Here’s a look at what happened to four of our winners.
ALEAS AND DAVID HAMMETT, UPPER MARLBORO, MARYLAND
It took the Hammetts seven years to rack up $70,000 in debt, and some $10,000 on credit cards. When we last featured Aleas, 36, a petty officer second class in the Navy Reserves, and David, 42, a full-time senior master sergeant in the Air Force, the couple had arranged a debt consolidation loan through the Navy Federal Credit Union so they could make one payment instead of separately handling their two car notes and Aleas’ school loans. Despite the strategy, they were drowning. Now, more than a year later, they can breathe again.
They have whittled down the $70,000 debt to about $45,000 and their credit card bill to $5,500. How did they do it? For one, they changed their spending habits and applied $7,000 from their tax refund toward debt. Following the advice of financial planner Walt Clark, president and CEO of Columbia, Maryland-based Clark Capital Financial, they refinanced their mortgage early this year, dropping their 7.5% fixed rate to 6%, saving roughly $840 a year.
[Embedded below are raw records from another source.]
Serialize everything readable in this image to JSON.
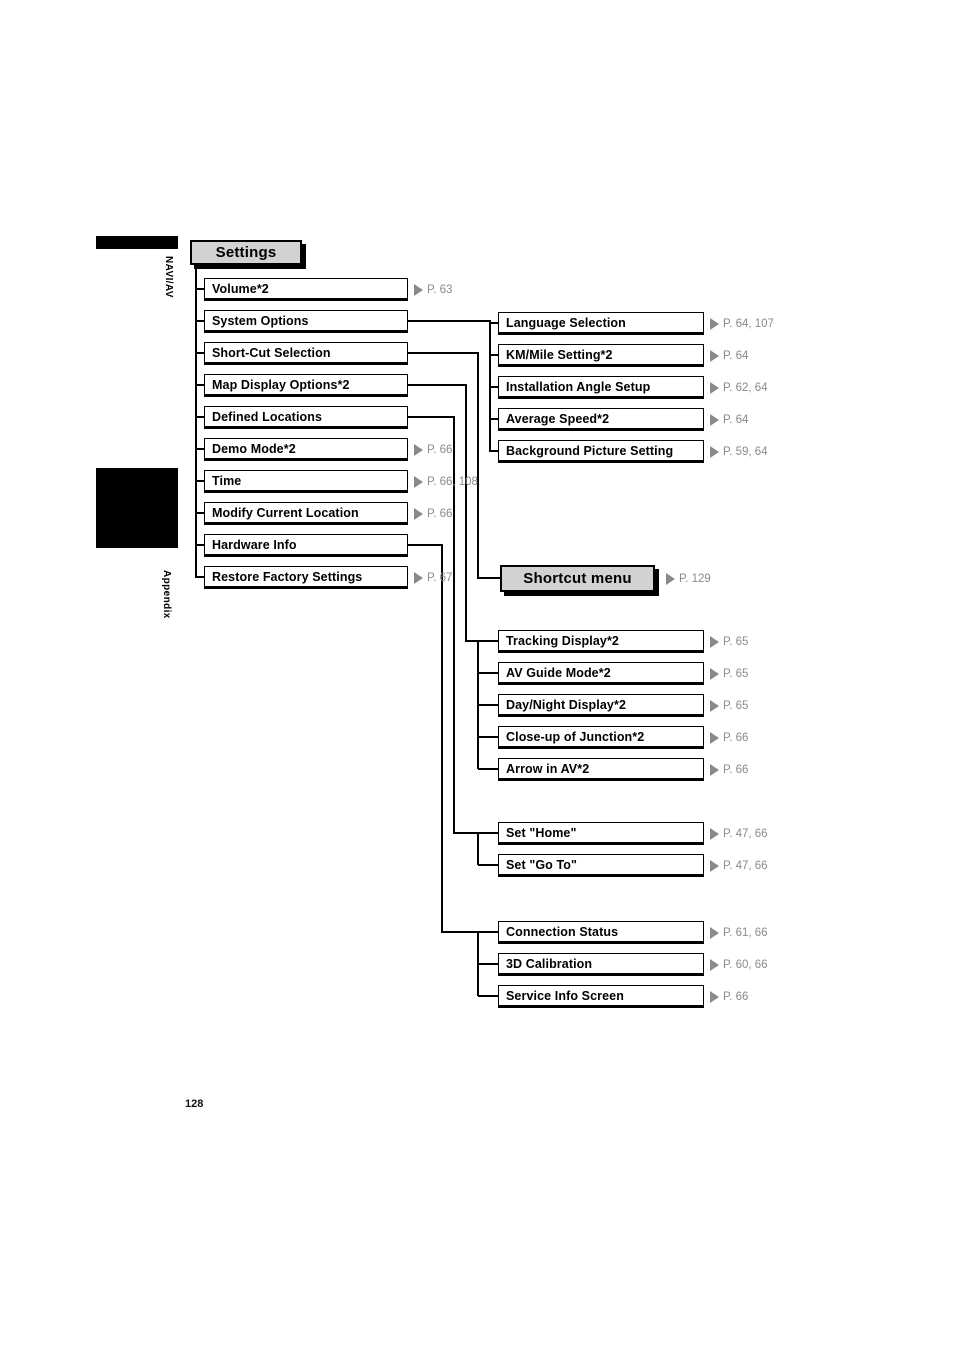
{
  "page": {
    "number": "128",
    "side_tabs": [
      {
        "label": "NAVI/AV"
      },
      {
        "label": "Appendix"
      }
    ]
  },
  "colors": {
    "chip_fill": "#d2d2d2",
    "chip_border": "#000000",
    "box_fill": "#ffffff",
    "box_border": "#000000",
    "reference_text": "#8a8a8a",
    "reference_arrow": "#8a8a8a",
    "tab_fill": "#000000"
  },
  "headings": {
    "settings": "Settings",
    "shortcut_menu": "Shortcut menu",
    "shortcut_menu_ref": "P. 129"
  },
  "columns": {
    "settings_items": [
      {
        "label": "Volume*2",
        "ref": "P. 63",
        "has_children": false
      },
      {
        "label": "System Options",
        "ref": "",
        "has_children": true
      },
      {
        "label": "Short-Cut Selection",
        "ref": "",
        "has_children": true
      },
      {
        "label": "Map Display Options*2",
        "ref": "",
        "has_children": true
      },
      {
        "label": "Defined Locations",
        "ref": "",
        "has_children": true
      },
      {
        "label": "Demo Mode*2",
        "ref": "P. 66",
        "has_children": false
      },
      {
        "label": "Time",
        "ref": "P. 66, 108",
        "has_children": false
      },
      {
        "label": "Modify Current Location",
        "ref": "P. 66",
        "has_children": false
      },
      {
        "label": "Hardware Info",
        "ref": "",
        "has_children": true
      },
      {
        "label": "Restore Factory Settings",
        "ref": "P. 67",
        "has_children": false
      }
    ],
    "system_options_children": [
      {
        "label": "Language Selection",
        "ref": "P. 64, 107"
      },
      {
        "label": "KM/Mile Setting*2",
        "ref": "P. 64"
      },
      {
        "label": "Installation Angle Setup",
        "ref": "P. 62, 64"
      },
      {
        "label": "Average Speed*2",
        "ref": "P. 64"
      },
      {
        "label": "Background Picture Setting",
        "ref": "P. 59, 64"
      }
    ],
    "map_display_children": [
      {
        "label": "Tracking Display*2",
        "ref": "P. 65"
      },
      {
        "label": "AV Guide Mode*2",
        "ref": "P. 65"
      },
      {
        "label": "Day/Night Display*2",
        "ref": "P. 65"
      },
      {
        "label": "Close-up of Junction*2",
        "ref": "P. 66"
      },
      {
        "label": "Arrow in AV*2",
        "ref": "P. 66"
      }
    ],
    "defined_locations_children": [
      {
        "label": "Set \"Home\"",
        "ref": "P. 47, 66"
      },
      {
        "label": "Set \"Go To\"",
        "ref": "P. 47, 66"
      }
    ],
    "hardware_info_children": [
      {
        "label": "Connection Status",
        "ref": "P. 61, 66"
      },
      {
        "label": "3D Calibration",
        "ref": "P. 60, 66"
      },
      {
        "label": "Service Info Screen",
        "ref": "P. 66"
      }
    ]
  }
}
Also, they refinanced the debt consolidation loan from nearly 13% to 11%, but kept the same level of payments to pay it off quicker.
Since debt was the Hammetts’ No.1 priority, they have not made any changes suggested by Clark regarding the children’s college education. (The couple has two sons, Julian, 9, and Alexander, 4. David has three sons from a previous marriage: David Jr., 24, Maurice, 18, and Brandon, 14.) And even though she wasn’t able to commit to contributing 15% of her salary to her 401(k) as recommended by the planner, Aleas increased her contribution from 6% to 10%. David, on the other hand, started a regular savings account and has amassed more than $2,000. “I am so over the credit card thing. Credit cards can be the biggest hindrance to your financial success. We cut up all but one card,” says Aleas. “We’re not counting on credit cards for emergencies anymore.”
As instructed, they converted their two traditional IRAs into Roth IRAs, which will allow them tax-free growth potential and tax-free withdrawal of earnings—and divvied their $2,000 in contest winnings between the two separate accounts.